Für die Open Dots 2 verspricht Shokz deutliche Verbesserungen bei der Sprachqualität. Das ist auch dringend nötig: Die Open Dots One klingen sehr blechern und hallend, für die Gegenseite ist es kein Vergnügen, uns zuhören zu müssen. Das ist sehr schade, denn an sich können die Open Dots Krach in der Umgebung für die Gegenseite unhörbar machen, allerdings verringert sich die Sprachqualität dann nochmals spürbar.

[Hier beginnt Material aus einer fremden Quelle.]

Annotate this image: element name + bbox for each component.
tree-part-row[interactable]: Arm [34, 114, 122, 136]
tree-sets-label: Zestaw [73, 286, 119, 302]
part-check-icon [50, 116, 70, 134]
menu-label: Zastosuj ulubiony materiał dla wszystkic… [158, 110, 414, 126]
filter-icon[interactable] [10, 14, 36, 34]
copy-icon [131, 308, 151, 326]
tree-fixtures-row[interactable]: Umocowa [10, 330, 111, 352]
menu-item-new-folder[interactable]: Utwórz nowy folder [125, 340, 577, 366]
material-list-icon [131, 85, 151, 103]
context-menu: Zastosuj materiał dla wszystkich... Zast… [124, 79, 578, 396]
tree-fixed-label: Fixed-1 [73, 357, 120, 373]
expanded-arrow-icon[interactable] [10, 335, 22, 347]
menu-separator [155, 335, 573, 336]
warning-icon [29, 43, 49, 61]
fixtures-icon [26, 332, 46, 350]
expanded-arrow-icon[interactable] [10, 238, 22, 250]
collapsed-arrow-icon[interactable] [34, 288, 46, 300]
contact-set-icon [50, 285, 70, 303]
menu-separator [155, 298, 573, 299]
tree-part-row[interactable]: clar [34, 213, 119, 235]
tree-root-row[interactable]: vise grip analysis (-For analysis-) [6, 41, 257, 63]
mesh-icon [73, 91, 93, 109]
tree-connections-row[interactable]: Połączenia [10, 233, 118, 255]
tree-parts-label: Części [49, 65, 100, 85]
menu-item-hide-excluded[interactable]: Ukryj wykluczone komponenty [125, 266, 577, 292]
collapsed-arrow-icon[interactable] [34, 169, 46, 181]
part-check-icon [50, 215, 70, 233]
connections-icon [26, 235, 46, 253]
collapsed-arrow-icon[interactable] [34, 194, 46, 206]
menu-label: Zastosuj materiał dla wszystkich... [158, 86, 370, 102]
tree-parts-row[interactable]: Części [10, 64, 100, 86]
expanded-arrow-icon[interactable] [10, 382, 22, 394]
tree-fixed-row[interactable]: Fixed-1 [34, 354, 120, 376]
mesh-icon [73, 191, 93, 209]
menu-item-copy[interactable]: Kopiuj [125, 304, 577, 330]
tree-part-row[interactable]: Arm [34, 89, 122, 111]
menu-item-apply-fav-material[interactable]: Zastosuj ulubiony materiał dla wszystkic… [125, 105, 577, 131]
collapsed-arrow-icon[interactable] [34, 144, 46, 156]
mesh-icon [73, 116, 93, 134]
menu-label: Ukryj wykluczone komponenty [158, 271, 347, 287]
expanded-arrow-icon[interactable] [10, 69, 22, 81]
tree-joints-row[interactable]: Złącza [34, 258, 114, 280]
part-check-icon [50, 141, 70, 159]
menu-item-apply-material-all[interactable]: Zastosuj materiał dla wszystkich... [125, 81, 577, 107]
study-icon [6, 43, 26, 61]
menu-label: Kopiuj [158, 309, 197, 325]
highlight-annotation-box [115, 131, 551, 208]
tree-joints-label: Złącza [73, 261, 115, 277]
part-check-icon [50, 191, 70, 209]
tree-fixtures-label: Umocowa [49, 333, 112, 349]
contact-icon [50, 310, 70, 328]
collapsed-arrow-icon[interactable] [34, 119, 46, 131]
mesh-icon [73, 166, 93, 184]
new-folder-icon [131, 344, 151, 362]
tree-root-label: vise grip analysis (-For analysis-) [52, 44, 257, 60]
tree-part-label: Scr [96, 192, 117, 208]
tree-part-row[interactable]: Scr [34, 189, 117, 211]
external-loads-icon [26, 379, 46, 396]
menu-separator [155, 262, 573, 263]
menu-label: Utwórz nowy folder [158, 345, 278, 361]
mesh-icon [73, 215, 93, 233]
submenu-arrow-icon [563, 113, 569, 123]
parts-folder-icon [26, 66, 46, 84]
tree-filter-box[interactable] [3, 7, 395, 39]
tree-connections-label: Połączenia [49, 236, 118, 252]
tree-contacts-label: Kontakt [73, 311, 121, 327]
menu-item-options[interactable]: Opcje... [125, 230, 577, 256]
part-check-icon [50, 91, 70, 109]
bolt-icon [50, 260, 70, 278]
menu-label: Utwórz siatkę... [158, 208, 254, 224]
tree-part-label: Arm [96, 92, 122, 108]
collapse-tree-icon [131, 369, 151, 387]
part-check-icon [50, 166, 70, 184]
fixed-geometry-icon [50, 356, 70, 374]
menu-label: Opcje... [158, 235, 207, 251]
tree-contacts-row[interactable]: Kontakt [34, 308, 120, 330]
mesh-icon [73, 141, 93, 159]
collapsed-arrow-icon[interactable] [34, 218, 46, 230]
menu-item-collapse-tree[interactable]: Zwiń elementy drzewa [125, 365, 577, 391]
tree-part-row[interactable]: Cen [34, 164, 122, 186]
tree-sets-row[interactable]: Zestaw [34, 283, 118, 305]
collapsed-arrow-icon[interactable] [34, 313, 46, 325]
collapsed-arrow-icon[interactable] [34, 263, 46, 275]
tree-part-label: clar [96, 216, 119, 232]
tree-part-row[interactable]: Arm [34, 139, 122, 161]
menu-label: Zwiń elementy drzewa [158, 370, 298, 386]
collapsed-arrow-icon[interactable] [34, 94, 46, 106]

Diese Probleme gibt es mit den Open Dots Air weiterhin, weil Shokz offenbar die gleiche Technik wie beim Vorgängermodell nutzt. Einige Verbesserungen bemerken wir mit den Open Dots 2, die zwar weniger hallig und blechern klingen, aber noch immer nicht angenehm für die Gegenseite sind.

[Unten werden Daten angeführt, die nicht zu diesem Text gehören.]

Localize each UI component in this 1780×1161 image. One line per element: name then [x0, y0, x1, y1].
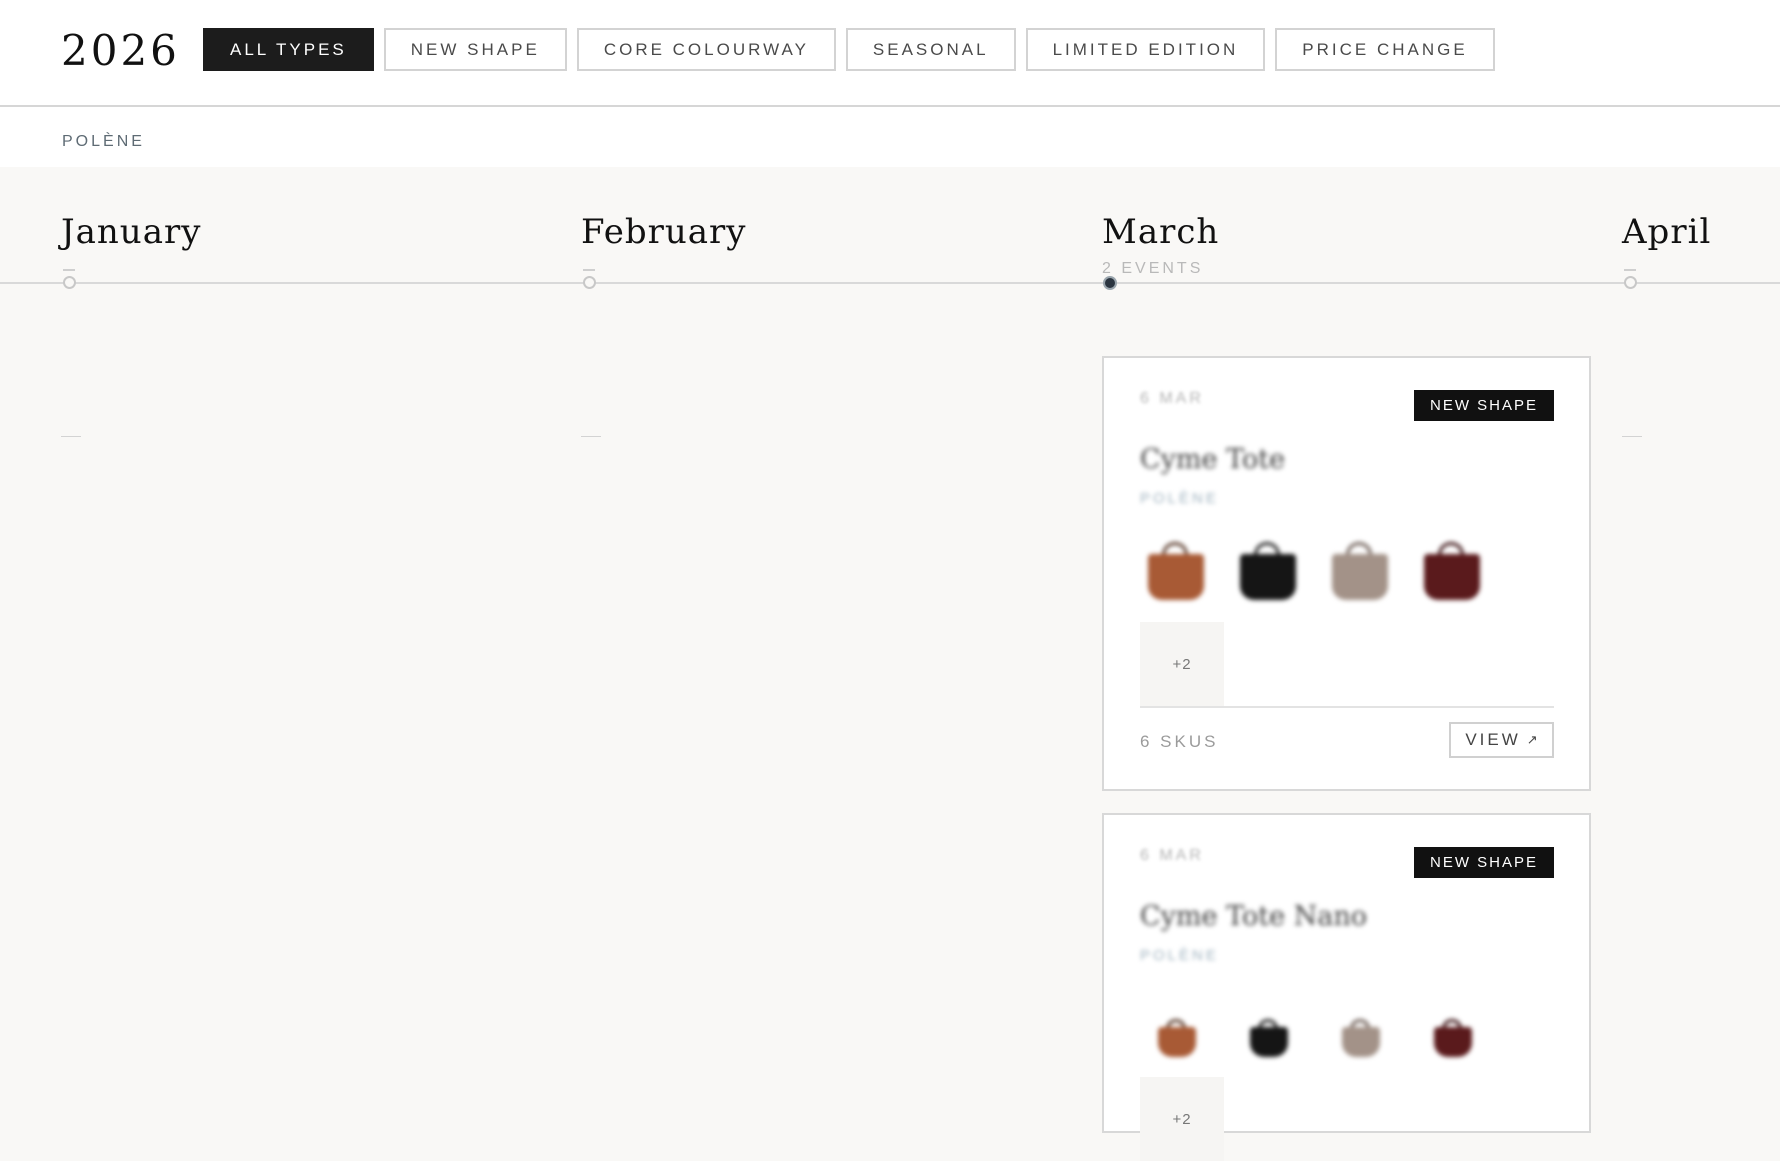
- event-brand: POLÈNE: [1140, 490, 1219, 507]
- filter-new-shape[interactable]: NEW SHAPE: [383, 28, 567, 71]
- colourway-swatch[interactable]: [1232, 534, 1304, 606]
- march-event-count: 2 EVENTS: [1102, 260, 1204, 277]
- event-type-badge: NEW SHAPE: [1413, 390, 1554, 421]
- month-tick: [583, 269, 595, 271]
- event-title: Cyme Tote Nano: [1140, 901, 1368, 932]
- bag-icon: [1332, 554, 1388, 600]
- brand-bar: POLÈNE: [0, 107, 1780, 167]
- arrow-up-right-icon: ↗: [1526, 732, 1538, 747]
- month-tick: [63, 269, 75, 271]
- event-type-badge: NEW SHAPE: [1413, 847, 1554, 878]
- top-bar: 2026 ALL TYPES NEW SHAPE CORE COLOURWAY …: [0, 0, 1780, 107]
- colourway-swatches: [1140, 991, 1488, 1063]
- view-button-label: VIEW: [1465, 730, 1521, 749]
- filter-seasonal[interactable]: SEASONAL: [845, 28, 1016, 71]
- colourway-swatch[interactable]: [1324, 534, 1396, 606]
- filter-price-change[interactable]: PRICE CHANGE: [1275, 28, 1495, 71]
- month-march[interactable]: March: [1102, 212, 1219, 252]
- colourway-swatch[interactable]: [1232, 991, 1304, 1063]
- year-title: 2026: [61, 26, 180, 75]
- bag-icon: [1240, 554, 1296, 600]
- bag-icon: [1250, 1027, 1288, 1057]
- bag-icon: [1158, 1027, 1196, 1057]
- bag-icon: [1148, 554, 1204, 600]
- filter-limited-edition[interactable]: LIMITED EDITION: [1025, 28, 1266, 71]
- timeline-dot-april[interactable]: [1624, 276, 1637, 289]
- view-button[interactable]: VIEW ↗: [1449, 722, 1554, 758]
- month-april[interactable]: April: [1622, 212, 1711, 252]
- filter-all-types[interactable]: ALL TYPES: [203, 28, 374, 71]
- colourway-swatch[interactable]: [1140, 534, 1212, 606]
- timeline-axis: [0, 282, 1780, 284]
- colourway-swatch[interactable]: [1324, 991, 1396, 1063]
- timeline-dot-january[interactable]: [63, 276, 76, 289]
- month-february[interactable]: February: [581, 212, 747, 252]
- sku-count: 6 SKUS: [1140, 732, 1219, 751]
- colourway-swatch[interactable]: [1416, 991, 1488, 1063]
- event-date: 6 MAR: [1140, 847, 1204, 864]
- more-swatches-button[interactable]: +2: [1140, 622, 1224, 706]
- more-swatches-button[interactable]: +2: [1140, 1077, 1224, 1161]
- colourway-swatch[interactable]: [1416, 534, 1488, 606]
- empty-month-placeholder: [581, 436, 601, 437]
- event-date: 6 MAR: [1140, 390, 1204, 407]
- timeline-dot-march[interactable]: [1103, 276, 1117, 290]
- month-tick: [1624, 269, 1636, 271]
- card-divider: [1140, 706, 1554, 708]
- bag-icon: [1434, 1027, 1472, 1057]
- empty-month-placeholder: [1622, 436, 1642, 437]
- empty-month-placeholder: [61, 436, 81, 437]
- bag-icon: [1424, 554, 1480, 600]
- filter-core-colourway[interactable]: CORE COLOURWAY: [576, 28, 836, 71]
- event-brand: POLÈNE: [1140, 947, 1219, 964]
- type-filter-group: ALL TYPES NEW SHAPE CORE COLOURWAY SEASO…: [203, 28, 1495, 71]
- colourway-swatch[interactable]: [1140, 991, 1212, 1063]
- event-card[interactable]: 6 MAR NEW SHAPE Cyme Tote POLÈNE +2 6 SK…: [1102, 356, 1591, 791]
- bag-icon: [1342, 1027, 1380, 1057]
- event-title: Cyme Tote: [1140, 444, 1286, 475]
- event-card[interactable]: 6 MAR NEW SHAPE Cyme Tote Nano POLÈNE +2: [1102, 813, 1591, 1161]
- brand-label: POLÈNE: [62, 133, 145, 150]
- colourway-swatches: [1140, 534, 1488, 606]
- timeline-dot-february[interactable]: [583, 276, 596, 289]
- month-january[interactable]: January: [61, 212, 201, 252]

Bei Umgebungsgeräuschen verringert sich die Sprachqualität zwar weniger stark, aber doch spürbar. Bei allen drei Shokz-Clips sind zwar keine pfeifenden Geräusche zu hören, wenn es windig ist, die Sprachqualität verschlechtert sich jedoch bei allen teilweise erheblich. An die vorzügliche Sprachqualität der Freeclip 2 bei allen erdenklichen Lärmquellen und Wind kommen die Open Dots 2 nicht heran.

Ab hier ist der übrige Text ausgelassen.